Hemos definido la invasión linfovascular como la presencia de émbolos de células tumorales dentro de los espacios rodeada por un revestimiento endotelial claramente visualizada en la periferia de las secciones del tumor. [12, 13] los pacientes se organizaron de acuerdo a la 7ª edición de la clasificación TNM de la AJCC para el carcinoma del estómago. [14] Lauren histotype se dividió en intestinal y diffuse- categorías de tipo mixto. [15]
cultivo de células
Hay cinco tipos de líneas celulares humanas GC se obtuvieron del Centro de células de Shanghai Institutos de Ciencias Biológicas (AGS y MGC803, Shanghai, china) y el Centro Móvil de Instituto de Ciencias médicas básicas (MKN45, SGC7901 y HGC27, Pekín, china). La línea de la mucosa gástrica inmortalizada de células epiteliales GES-1 se obtuvo de Pekín ComWin Biotech Co., Ltd (Beijing, China). Todas las células se cultivaron en medio RPMI 1640 suplementado con 10% de suero bovino fetal (FBS; Life Technologies, Carlsbad, CA, EE.UU.) a 37 ° C en una atmósfera de aire húmedo que contenía 5% de CO
2. Las células en fase de crecimiento logarítmico fueron utilizados para experimentos adicionales.

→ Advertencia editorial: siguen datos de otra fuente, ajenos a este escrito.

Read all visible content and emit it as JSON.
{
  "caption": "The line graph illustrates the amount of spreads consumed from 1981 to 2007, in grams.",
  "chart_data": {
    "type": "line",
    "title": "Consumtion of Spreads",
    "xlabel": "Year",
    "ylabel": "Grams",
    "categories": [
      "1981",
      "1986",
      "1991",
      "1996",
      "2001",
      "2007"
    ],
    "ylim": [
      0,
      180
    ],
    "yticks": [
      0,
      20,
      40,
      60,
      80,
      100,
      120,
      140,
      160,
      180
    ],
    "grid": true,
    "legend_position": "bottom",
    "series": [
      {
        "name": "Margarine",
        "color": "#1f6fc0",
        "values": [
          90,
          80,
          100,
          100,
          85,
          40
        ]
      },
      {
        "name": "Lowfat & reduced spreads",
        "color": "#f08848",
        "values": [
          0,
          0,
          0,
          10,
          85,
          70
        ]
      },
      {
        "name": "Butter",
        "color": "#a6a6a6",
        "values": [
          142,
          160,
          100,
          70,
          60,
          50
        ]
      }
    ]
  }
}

Derribo EIF5A2 o MTA1 por pequeños RNAs de interferencia (siRNAs) guía
El siRNA específicamente contra EIF5A2 y MTA1 [16] y su falta de focalización Control de siRNA (Life Technologies, Carlsbad, CA, EE.UU.) se sintetizaron químicamente para este estudio. Las secuencias de siRNA EIF5A2 fueron los siguientes:#1: 5'-GGAUCUUAAACUGCCAGAATT-3 ', 5'-UUCUGGCAGUUUAAGAUCCTT-3';#2: 5'-GGUUCACCUUGUUGGAAUUTT-3 ', 5'-3 AAUUCCAACAAGGUGAACCTT; y#3: 5'-GCUUCCAGCACUUACCCUATT-3 ', 5'-UAGGGUAAGUGCUGGAAGCTT-3; la no focalización de control (NC1) siRNA: 5'-NVND UCC GAA UGE GUC ACG UTT-3 '; 5'-ACG UGA CAC GUU CGG AGA ATT-3 '). Las secuencias de siRNA MTA1 (Target 2 siRNA, T2-siRNA) fueron: 5'-GCUGAGAGCAAGUUAAAGCdTdT-3 ', 5'-GCUUUAACUUGCUCUCAGCdTdT-3') y se utilizó FAM marcada con siRNA (AM4620) como control no director siRNA (NC2 ).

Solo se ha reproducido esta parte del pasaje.